New/Old Code Analysis?

In theory, if we back-dated the new code definition to 5 years ago in an existing project, will that automatically declare everything that was created within the last 5 years as “new code?” We are assuming that is how it works, but we wanted to confirm.



Reading your question I’ve a feeling that you might want to use something else more suited than the new code definition for what you are trying to achieve.

So before answering your question I’d like to have a bit of clarification and to know why you are trying to figure that out ?
What are you trying to achieve ? And what’s your use case ?

So the development managers like the clean-as-you-code policy. The question in addition to that was, how can they ensure that all “old” code is also scanned so they can address/prioritize existing issues?

So wherever you have a new code period or not, or if it’s short or long doesn’t change the fact that all your code (old code too) is scanned. The new code period is just a way of working to help fix your project quality by focusing mainly on the new code that is added by the developers.
And our default Quality Gate is ensuring this by setting some conditions mainly on the new code.
But you can easily change it to also have conditions on all the code (old code too), if you want to make sure you don’t go over some threshold on your overall projects.

I think you should keep a reasonable definition of what you consider new code (if you are versioning your project or doing some kind of release, usually a good definition of new code is everything added since the last version/release, so that you are sure your next one is clean and you didn’t introduce new issues). And adjust the Quality Gate that you use to add some conditions on the overall code so that you keep the old code in check too.

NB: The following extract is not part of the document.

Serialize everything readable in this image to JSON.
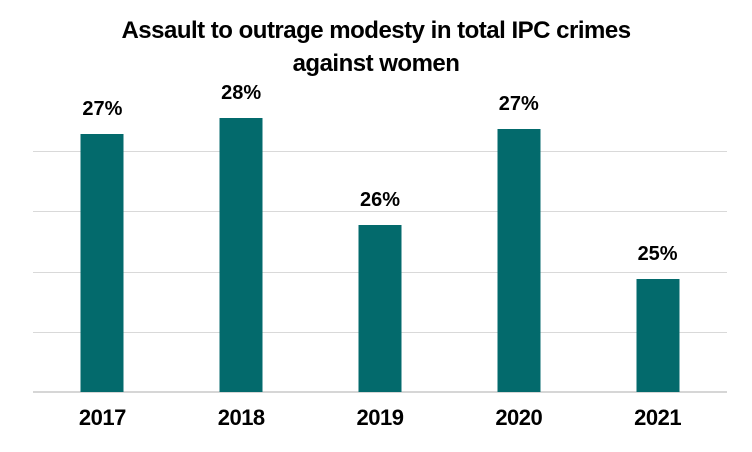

This page will provide you with more information on Quality Gates.

Ok, thanks. So to put a bow on it, the results of a scan (Vulnerabilities, Hotfixes, code smells, etc.) are reflective of the entire code base in the repos regardless of the new code definition?

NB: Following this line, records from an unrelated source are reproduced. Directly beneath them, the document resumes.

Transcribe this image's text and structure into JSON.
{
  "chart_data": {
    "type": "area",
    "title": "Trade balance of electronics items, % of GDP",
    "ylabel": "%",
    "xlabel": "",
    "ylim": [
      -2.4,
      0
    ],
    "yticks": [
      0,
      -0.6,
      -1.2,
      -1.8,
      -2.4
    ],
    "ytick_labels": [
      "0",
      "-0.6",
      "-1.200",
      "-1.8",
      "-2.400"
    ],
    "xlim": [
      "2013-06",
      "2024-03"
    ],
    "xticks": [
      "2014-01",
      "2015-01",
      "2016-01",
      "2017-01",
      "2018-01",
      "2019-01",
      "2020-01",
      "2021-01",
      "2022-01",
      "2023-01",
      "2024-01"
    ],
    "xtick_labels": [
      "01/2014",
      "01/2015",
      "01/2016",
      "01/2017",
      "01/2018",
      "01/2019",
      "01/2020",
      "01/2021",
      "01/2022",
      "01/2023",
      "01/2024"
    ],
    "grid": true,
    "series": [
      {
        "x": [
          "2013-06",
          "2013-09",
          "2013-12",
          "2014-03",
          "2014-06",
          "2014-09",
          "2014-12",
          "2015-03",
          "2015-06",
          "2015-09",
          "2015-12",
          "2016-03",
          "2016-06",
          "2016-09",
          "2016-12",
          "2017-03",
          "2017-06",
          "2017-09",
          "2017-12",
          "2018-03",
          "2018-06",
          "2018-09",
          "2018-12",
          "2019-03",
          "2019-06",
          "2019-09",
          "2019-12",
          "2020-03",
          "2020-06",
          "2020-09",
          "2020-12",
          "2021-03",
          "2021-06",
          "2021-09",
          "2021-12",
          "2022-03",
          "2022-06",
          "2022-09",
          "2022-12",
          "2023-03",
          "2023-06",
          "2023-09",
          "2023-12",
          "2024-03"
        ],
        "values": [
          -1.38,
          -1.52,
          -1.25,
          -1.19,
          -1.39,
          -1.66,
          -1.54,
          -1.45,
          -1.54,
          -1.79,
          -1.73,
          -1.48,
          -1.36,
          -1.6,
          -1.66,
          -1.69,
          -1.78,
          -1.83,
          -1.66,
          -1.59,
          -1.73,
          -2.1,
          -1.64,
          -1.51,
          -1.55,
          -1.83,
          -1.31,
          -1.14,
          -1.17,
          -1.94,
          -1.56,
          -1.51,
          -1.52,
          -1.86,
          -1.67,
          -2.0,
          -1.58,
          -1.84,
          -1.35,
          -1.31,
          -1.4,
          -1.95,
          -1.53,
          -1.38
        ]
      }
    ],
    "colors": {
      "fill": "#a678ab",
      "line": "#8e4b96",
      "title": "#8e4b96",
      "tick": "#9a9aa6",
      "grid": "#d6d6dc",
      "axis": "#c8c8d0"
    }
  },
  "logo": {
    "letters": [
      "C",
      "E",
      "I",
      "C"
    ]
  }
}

Yes exactly, except for pull requests, in a pull request you will see only the issues added on the code that has been added in the pull request.

But when looking at your main branch, you will see both the issues on old code and on new code. For example on that screenshot, you can see on top of the yellow background the issues for the new code (which is a 30 days new code period in this case). And on the left, on top of the white/blue background, are the issues on the overall code (old and new):

And here you can see that the quality gate is passing (green) even though there is an E rating on the security hotspots on the overall code, and this is because our default quality gate conditions are based only on the new code, but you could customize it.